The bill also includes a monthly cap for insulin-related medical supplies of $25.
With insulin costing North Dakota residents billions of dollars each year,
House Bill 1114
would provide relief for people on fully insured plans provided by individual, small and large group employers. People on self-funded plans would not be affected.
“I call insulin liquid gold,” Nina Kritzberger, a 16-year-old Type 1 diabetic from Hillsboro, told lawmakers. “My future depends on this bill.”
HB 1114 builds on
legislation
proposed during the 2023 session that similarly sought to establish spending caps on insulin products.
Before any health insurance mandate is enacted,
state law
requires the proposed changes first be tested on state employee health plans.
As such, the legislation was altered to order the state Public Employees Retirement System, or PERS, to introduce an updated bill based on the implementation of a $25 monthly cap on a smaller scale.
The updated bill — House Bill 1114 — would bring the cap out of PERS oversight and into the North Dakota Insurance Department, which regulates the fully insured market but not the self-insured market.
Employers that provide self-insured health programs use profits to cover claims and fees, acting as their own insurers.
Fully insured plans refer to employers that pay a third-party insurance carrier a fixed premium to cover claims and fees.
“It (the mandate) doesn’t impact the entire insurance market within North Dakota,” PERS Executive Director Rebecca Fricke testified during a Government and Veterans Affairs Committee meeting on Thursday, Jan. 9.
Blue Cross Blue Shield Vice President Megan Hruby told the committee that two-thirds of the provider’s members would not be eligible for the monthly cap, calling the bill a “false promise.”
“We do not make health insurance more affordable by passing coverage mandates, as insurance companies don’t pay for mandates.
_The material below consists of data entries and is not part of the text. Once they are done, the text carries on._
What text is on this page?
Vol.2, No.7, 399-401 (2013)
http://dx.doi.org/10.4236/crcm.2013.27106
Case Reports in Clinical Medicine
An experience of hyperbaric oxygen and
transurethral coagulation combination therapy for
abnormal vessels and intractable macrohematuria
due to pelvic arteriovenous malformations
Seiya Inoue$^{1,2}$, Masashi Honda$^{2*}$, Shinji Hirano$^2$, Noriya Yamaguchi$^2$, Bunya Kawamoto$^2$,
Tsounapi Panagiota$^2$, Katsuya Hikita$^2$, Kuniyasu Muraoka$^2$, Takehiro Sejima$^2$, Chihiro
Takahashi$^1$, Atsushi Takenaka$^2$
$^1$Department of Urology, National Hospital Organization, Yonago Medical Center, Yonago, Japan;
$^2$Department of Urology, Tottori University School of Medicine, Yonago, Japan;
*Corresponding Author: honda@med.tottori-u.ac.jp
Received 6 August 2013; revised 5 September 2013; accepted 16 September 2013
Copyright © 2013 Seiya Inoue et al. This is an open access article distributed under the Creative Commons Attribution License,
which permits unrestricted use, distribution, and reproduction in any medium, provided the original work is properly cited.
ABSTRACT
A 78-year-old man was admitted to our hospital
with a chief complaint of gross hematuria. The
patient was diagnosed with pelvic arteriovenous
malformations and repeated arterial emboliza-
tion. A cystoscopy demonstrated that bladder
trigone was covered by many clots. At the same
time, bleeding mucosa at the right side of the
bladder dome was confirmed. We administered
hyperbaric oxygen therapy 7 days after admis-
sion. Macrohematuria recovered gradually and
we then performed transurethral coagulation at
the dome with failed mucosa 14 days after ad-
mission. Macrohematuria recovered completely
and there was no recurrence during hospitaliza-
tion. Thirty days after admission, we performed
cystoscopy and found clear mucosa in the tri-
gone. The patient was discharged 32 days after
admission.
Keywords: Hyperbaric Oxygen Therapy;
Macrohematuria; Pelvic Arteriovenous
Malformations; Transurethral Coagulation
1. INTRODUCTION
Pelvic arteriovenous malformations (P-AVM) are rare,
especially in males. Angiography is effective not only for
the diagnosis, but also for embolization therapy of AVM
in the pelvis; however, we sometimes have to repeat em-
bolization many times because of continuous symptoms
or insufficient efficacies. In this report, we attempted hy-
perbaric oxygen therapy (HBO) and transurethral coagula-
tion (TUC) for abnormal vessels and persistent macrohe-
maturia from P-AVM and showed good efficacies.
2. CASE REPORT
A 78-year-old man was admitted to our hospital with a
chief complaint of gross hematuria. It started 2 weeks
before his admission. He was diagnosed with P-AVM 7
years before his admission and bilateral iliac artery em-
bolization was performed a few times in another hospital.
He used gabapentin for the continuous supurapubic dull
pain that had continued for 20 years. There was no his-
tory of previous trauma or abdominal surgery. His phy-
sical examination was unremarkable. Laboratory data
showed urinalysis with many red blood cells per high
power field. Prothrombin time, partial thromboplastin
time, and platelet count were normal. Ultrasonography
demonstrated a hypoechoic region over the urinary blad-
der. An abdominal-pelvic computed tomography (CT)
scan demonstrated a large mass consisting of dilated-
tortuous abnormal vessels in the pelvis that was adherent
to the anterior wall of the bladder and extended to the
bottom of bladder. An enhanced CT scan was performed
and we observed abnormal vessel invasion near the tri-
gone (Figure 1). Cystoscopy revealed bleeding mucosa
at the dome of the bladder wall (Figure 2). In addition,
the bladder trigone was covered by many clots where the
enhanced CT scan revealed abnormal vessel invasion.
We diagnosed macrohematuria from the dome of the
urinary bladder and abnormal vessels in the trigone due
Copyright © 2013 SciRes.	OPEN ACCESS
Policy holders pay for mandates in the form of increased premiums,” Hruby said.
She touted the insurance provider having already placed similar caps on insulin products and said companies should be making those decisions, not the state government.
Sanford Health and the Greater North Dakota Chamber also had representatives testify against the bill.
Advocates for the spending cap said higher premiums are worth lowering the cost of insulin drugs and supplies.
“One of the first things that people ask me about is, ‘Why should I pay for your insulin?’ And my response is, ‘Why should I have to pay for your premiums?’” Danelle Johnson, of Horace, said in her testimony.
If adopted and as written, the spending caps brought by
House Bill 1114
would apply to the North Dakota commercial insurance market and cost the state around $834,000 over the 2025-27 biennium.
According to the 2024 North Dakota diabetes report,
medical fees associated with the condition cost North Dakotans over $306 billion in 2022.
The state has more than 57,200 adults diagnosed with diabetes, and a staggering 38% have prediabetes — a condition where blood sugar levels are high but not high enough to cause Type 2 diabetes.
Nearly half of those people are adults 65 years old or older.
North Dakotan tribal members were also found to be twice as likely to have diabetes compared to their white counterparts.